Most indoor robots navigate with SLAM (simultaneous localization and mapping) on ROS2. I want to find out if I can skip that path entirely and go straight to autonomous navigation — using cameras, an LLM, and the spatial reasoning that already lives in CorTex.

The inspiration

I saw a robot in a hospital making a scheduled drop-off of samples to the lab. Hospitals are busy, chaotic places — hallways full of people, carts, and commotion — and this thing was threading through all of it, safely and on schedule. It stuck with me: how is it doing this safely?

The question

Indoor robots usually lean on SLAM. But building a map of a space isn’t the same as understanding it. Self-driving has split into two camps chasing the harder version of this problem: LIDAR (measure the world in 3D) and vision (read the world the way a person does). Tesla famously bet on vision; others bet on LIDAR; some use both.

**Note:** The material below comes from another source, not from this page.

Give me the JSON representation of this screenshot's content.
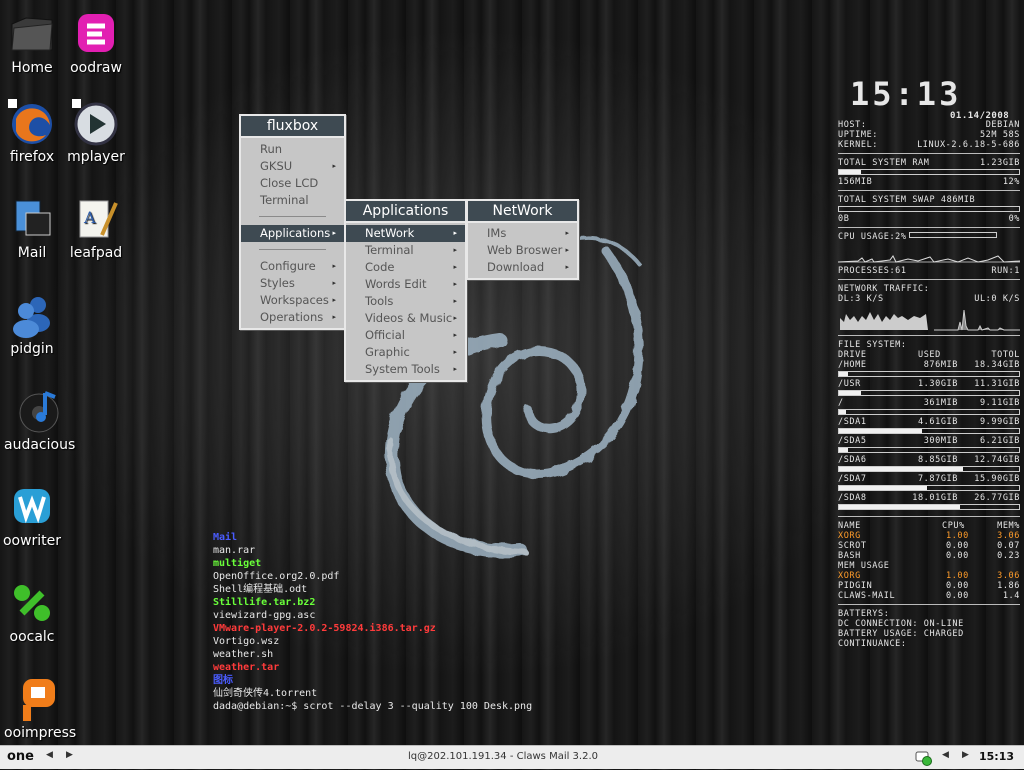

So here’s my version: can a rover skip the typical ROS2 / SLAM path and go straight to autonomous navigation — with an LLM as the thing that ties the sensors together?

The experiment

To test it without sinking months into it, I’m building a controlled experiment in my shop:

  • A taped-off box on the floor — a known, bounded world to start from.
  • An overhead camera piped through CorTex, which has vision capabilities — a stationary, god’s-eye view of the rover and the space.
  • The rover’s forward-facing camera — the first-person view.
  • (Planned) a LIDAR module for object detection, to put vision and LIDAR head to head.

The core test: can an LLM stitch together the forward-facing and overhead camera feeds to control the rover more precisely than either view could alone?

The hardware: mecanum wheels

I designed the rover with mecanum wheels, which give it some unusual moves — it can strafe sideways and crawl on a diagonal, not just drive and turn.

Mecanum wheels in action — strafing and diagonal moves, not just drive-and-turn.

That freedom comes with a real tradeoff. In motion, mecanum wheels produce so much vibration that the onboard cameras can’t reliably run CV — fine when the rover is parked, but not while it’s navigating. That limitation is exactly why the overhead camera earns its place: it’s stationary, so it stays sharp while the rover moves.

Building it

I designed and built the rover from the chassis up — wheels, wiring, compute, and all. Here’s a bit of that process, including a moment that didn’t go entirely to plan.

Putting the rover together.
The rover on the floor with one mecanum wheel detached a few feet away

Not every test drive ends with all four wheels still attached.

What’s next

The fun part will be testing the forward and overhead views in tandem in a real indoor environment.

I don’t have a LIDAR module on the rover yet. Maybe I’ll add one — or maybe vision and an LLM turn out to be enough, and I skip SLAM completely. That’s what the experiment is for.